Zehir Zıkkım Hikayeler, adını kimliğinden alan bir kitap. Onu bir okuyuşta bitiremeyeceksiniz. Çevrenizi kuşatan, içinize dolan kederi biraz hafiftletmek için, zaman zaman bırakmanız gerekecek. Düşünmemek, özeleştiri yapmamak istiyorsanız, amacınız okuyarak eğlenmekse, bu kitabı elinize bile almayın.
Bu coğrafyanın, bu tarihsel geçmişin, bu toplumun gerçeklerinin birikimleriyle kadınlara tutulmuş aynadır Zehir Zıkkım Hikayeler.
Evet, zehir zıkkımlar... Ya siz nasıl olmalarını isterdiniz?

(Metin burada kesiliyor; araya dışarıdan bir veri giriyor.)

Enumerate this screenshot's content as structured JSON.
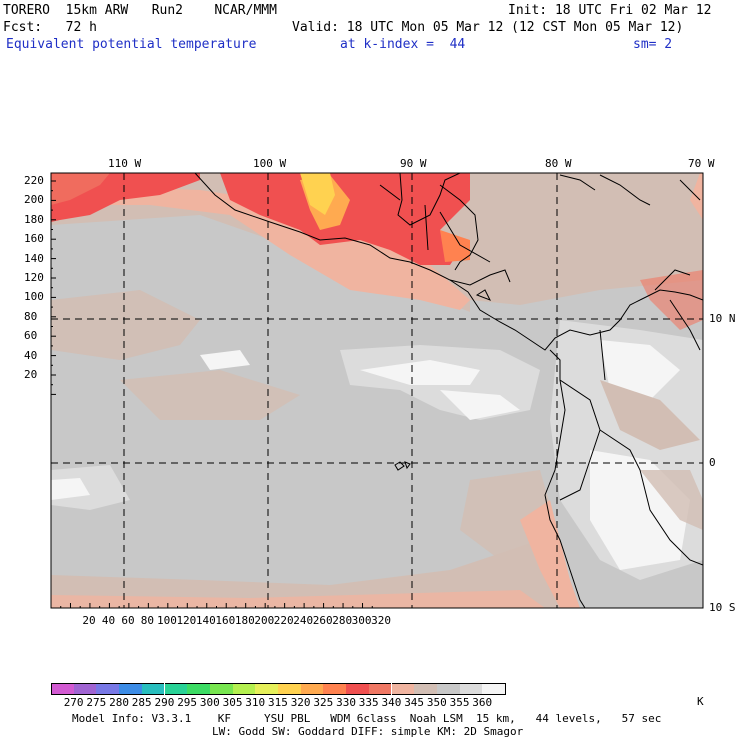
{
  "header": {
    "model": "TORERO  15km ARW   Run2    NCAR/MMM",
    "init": "Init: 18 UTC Fri 02 Mar 12",
    "fcst": "Fcst:   72 h",
    "valid": "Valid: 18 UTC Mon 05 Mar 12 (12 CST Mon 05 Mar 12)",
    "field": "Equivalent potential temperature",
    "level": "at k-index =  44",
    "smooth": "sm= 2"
  },
  "map": {
    "top_lon_labels": [
      "110 W",
      "100 W",
      "90 W",
      "80 W",
      "70 W"
    ],
    "right_lat_labels": [
      "10 N",
      "0",
      "10 S"
    ],
    "left_ticks": [
      "220",
      "200",
      "180",
      "160",
      "140",
      "120",
      "100",
      "80",
      "60",
      "40",
      "20"
    ],
    "bottom_ticks": [
      "20",
      "40",
      "60",
      "80",
      "100",
      "120",
      "140",
      "160",
      "180",
      "200",
      "220",
      "240",
      "260",
      "280",
      "300",
      "320"
    ]
  },
  "colorbar": {
    "labels": [
      "270",
      "275",
      "280",
      "285",
      "290",
      "295",
      "300",
      "305",
      "310",
      "315",
      "320",
      "325",
      "330",
      "335",
      "340",
      "345",
      "350",
      "355",
      "360"
    ],
    "unit": "K",
    "colors": [
      "#d25ad2",
      "#a064d2",
      "#7878e6",
      "#3c8ce6",
      "#28bebe",
      "#28d296",
      "#3cdc64",
      "#78e650",
      "#b4f050",
      "#e6f05a",
      "#ffd250",
      "#ffaa50",
      "#ff8250",
      "#f05050",
      "#f07864",
      "#f0b4a0",
      "#d2beb4",
      "#c8c8c8",
      "#dcdcdc",
      "#f5f5f5"
    ]
  },
  "footer": {
    "line1": "Model Info: V3.3.1    KF     YSU PBL   WDM 6class  Noah LSM  15 km,   44 levels,   57 sec",
    "line2": "LW: Godd SW: Goddard DIFF: simple KM: 2D Smagor"
  }
}
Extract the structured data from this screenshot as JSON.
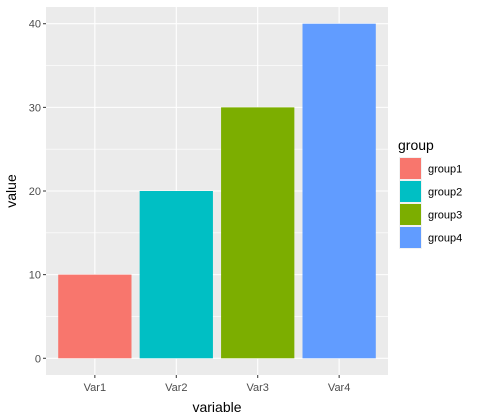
{
  "chart_data": {
    "type": "bar",
    "categories": [
      "Var1",
      "Var2",
      "Var3",
      "Var4"
    ],
    "values": [
      10,
      20,
      30,
      40
    ],
    "groups": [
      "group1",
      "group2",
      "group3",
      "group4"
    ],
    "colors": [
      "#F8766D",
      "#00BFC4",
      "#7CAE00",
      "#619CFF"
    ],
    "xlabel": "variable",
    "ylabel": "value",
    "ylim": [
      -2,
      42
    ],
    "yticks": [
      0,
      10,
      20,
      30,
      40
    ],
    "legend": {
      "title": "group",
      "entries": [
        "group1",
        "group2",
        "group3",
        "group4"
      ],
      "placement": "right"
    },
    "grid": true,
    "panel_background": "#EBEBEB"
  }
}
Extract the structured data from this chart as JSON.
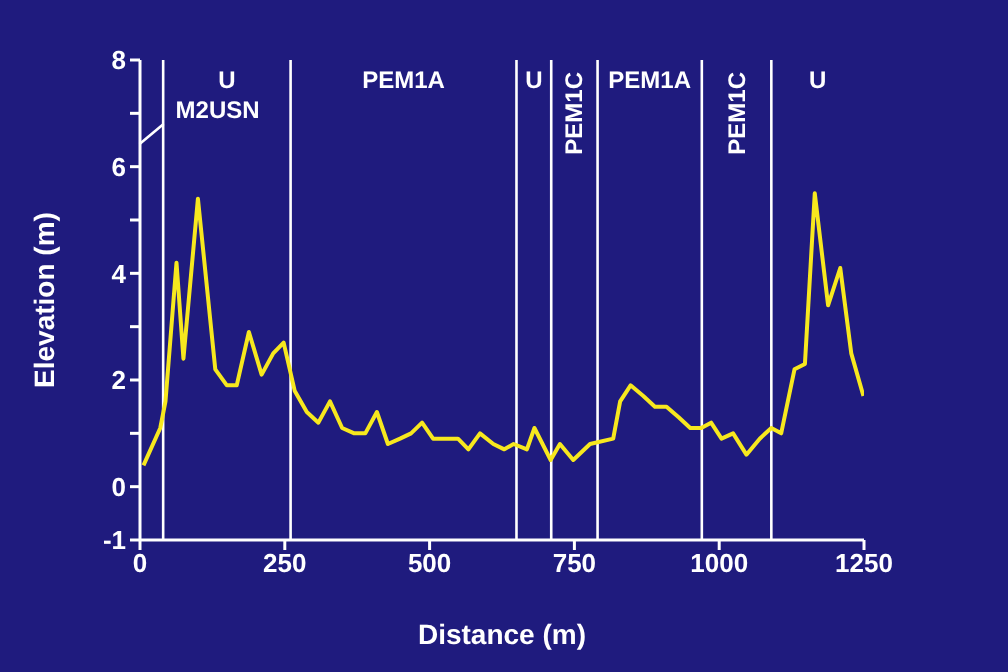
{
  "chart_data": {
    "type": "line",
    "xlabel": "Distance (m)",
    "ylabel": "Elevation (m)",
    "x": [
      6,
      35,
      44,
      63,
      75,
      100,
      130,
      150,
      167,
      188,
      210,
      230,
      248,
      267,
      288,
      308,
      328,
      349,
      370,
      389,
      409,
      428,
      449,
      468,
      487,
      506,
      530,
      549,
      567,
      587,
      610,
      629,
      645,
      668,
      681,
      709,
      725,
      748,
      777,
      817,
      829,
      847,
      869,
      889,
      909,
      930,
      950,
      969,
      986,
      1004,
      1024,
      1047,
      1070,
      1090,
      1107,
      1130,
      1148,
      1165,
      1188,
      1209,
      1228,
      1249
    ],
    "series": [
      {
        "color": "#f7e81e",
        "values": [
          0.4,
          1.1,
          1.6,
          4.2,
          2.4,
          5.4,
          2.2,
          1.9,
          1.9,
          2.9,
          2.1,
          2.5,
          2.7,
          1.8,
          1.4,
          1.2,
          1.6,
          1.1,
          1.0,
          1.0,
          1.4,
          0.8,
          0.9,
          1.0,
          1.2,
          0.9,
          0.9,
          0.9,
          0.7,
          1.0,
          0.8,
          0.7,
          0.8,
          0.7,
          1.1,
          0.5,
          0.8,
          0.5,
          0.8,
          0.9,
          1.6,
          1.9,
          1.7,
          1.5,
          1.5,
          1.3,
          1.1,
          1.1,
          1.2,
          0.9,
          1.0,
          0.6,
          0.9,
          1.1,
          1.0,
          2.2,
          2.3,
          5.5,
          3.4,
          4.1,
          2.5,
          1.7
        ]
      }
    ],
    "xlim": [
      0,
      1250
    ],
    "xticks": [
      0,
      250,
      500,
      750,
      1000,
      1250
    ],
    "ylim": [
      -1,
      8
    ],
    "yticks": [
      -1,
      0,
      {
        "value": 1,
        "label": null
      },
      2,
      {
        "value": 3,
        "label": null
      },
      4,
      {
        "value": 5,
        "label": null
      },
      6,
      {
        "value": 7,
        "label": null
      },
      8
    ],
    "ref_lines": [
      {
        "axis": "x",
        "value": 40,
        "color": "#ffffff"
      },
      {
        "axis": "x",
        "value": 260,
        "color": "#ffffff"
      },
      {
        "axis": "x",
        "value": 650,
        "color": "#ffffff"
      },
      {
        "axis": "x",
        "value": 710,
        "color": "#ffffff"
      },
      {
        "axis": "x",
        "value": 790,
        "color": "#ffffff"
      },
      {
        "axis": "x",
        "value": 970,
        "color": "#ffffff"
      },
      {
        "axis": "x",
        "value": 1090,
        "color": "#ffffff"
      }
    ],
    "annotations": [
      "M2USN",
      "U",
      "PEM1A",
      "U",
      "PEM1C",
      "PEM1A",
      "PEM1C",
      "U"
    ],
    "grid": false,
    "legend": false,
    "marker": "none",
    "line_style": "solid"
  }
}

- Ayla Kutlu-Kitabın arka kapağındaki, Ayla Kutlu tarafından kaleme alınmış tanıtma yazısı öykülerin ''ötekiler''i anlattığını söyler... Çok doğru. ''Kadınlar ve Kuyular''da ötekiliği intihara, cinayete varan sıra dışına düşmüş kadınların dramları ve trajedileri vardır. ''Dram'' diyorum, çünkü Elmas gibi, gövdesindeki hayat enerjisine kulak verip aşka heveslenen, birey-toplumsal çevre ikileminde yenik düşenleri anlatır bu öyküler. ''Trajedi'' diyorum, çünkü kişisel hiçbir katkısı bulunmadan, kapalı toplumun tesadüflerinin itelemesiyle erkek şiddetine ve cinsel sömürüye uğrayan Zühre gibi kadınları da anlatmaktadır, öyküler. ''Bu kadarı da olmaz!'' dedirten acılardır bunlar. Bu kadarı olur! İnsan canına ya da evladına kolay mı kıyar! ''Olmaz'' duygusunu veren, kitaptaki acılara peş peşe dalmaktır. O nedenle yazar bizi uyarır, ''kitabı bir okuyuşta bitiremezsiniz'' der. Her öyküden sonra, bir düşünme, etkiyi sindirme dönemi gerekmektedir.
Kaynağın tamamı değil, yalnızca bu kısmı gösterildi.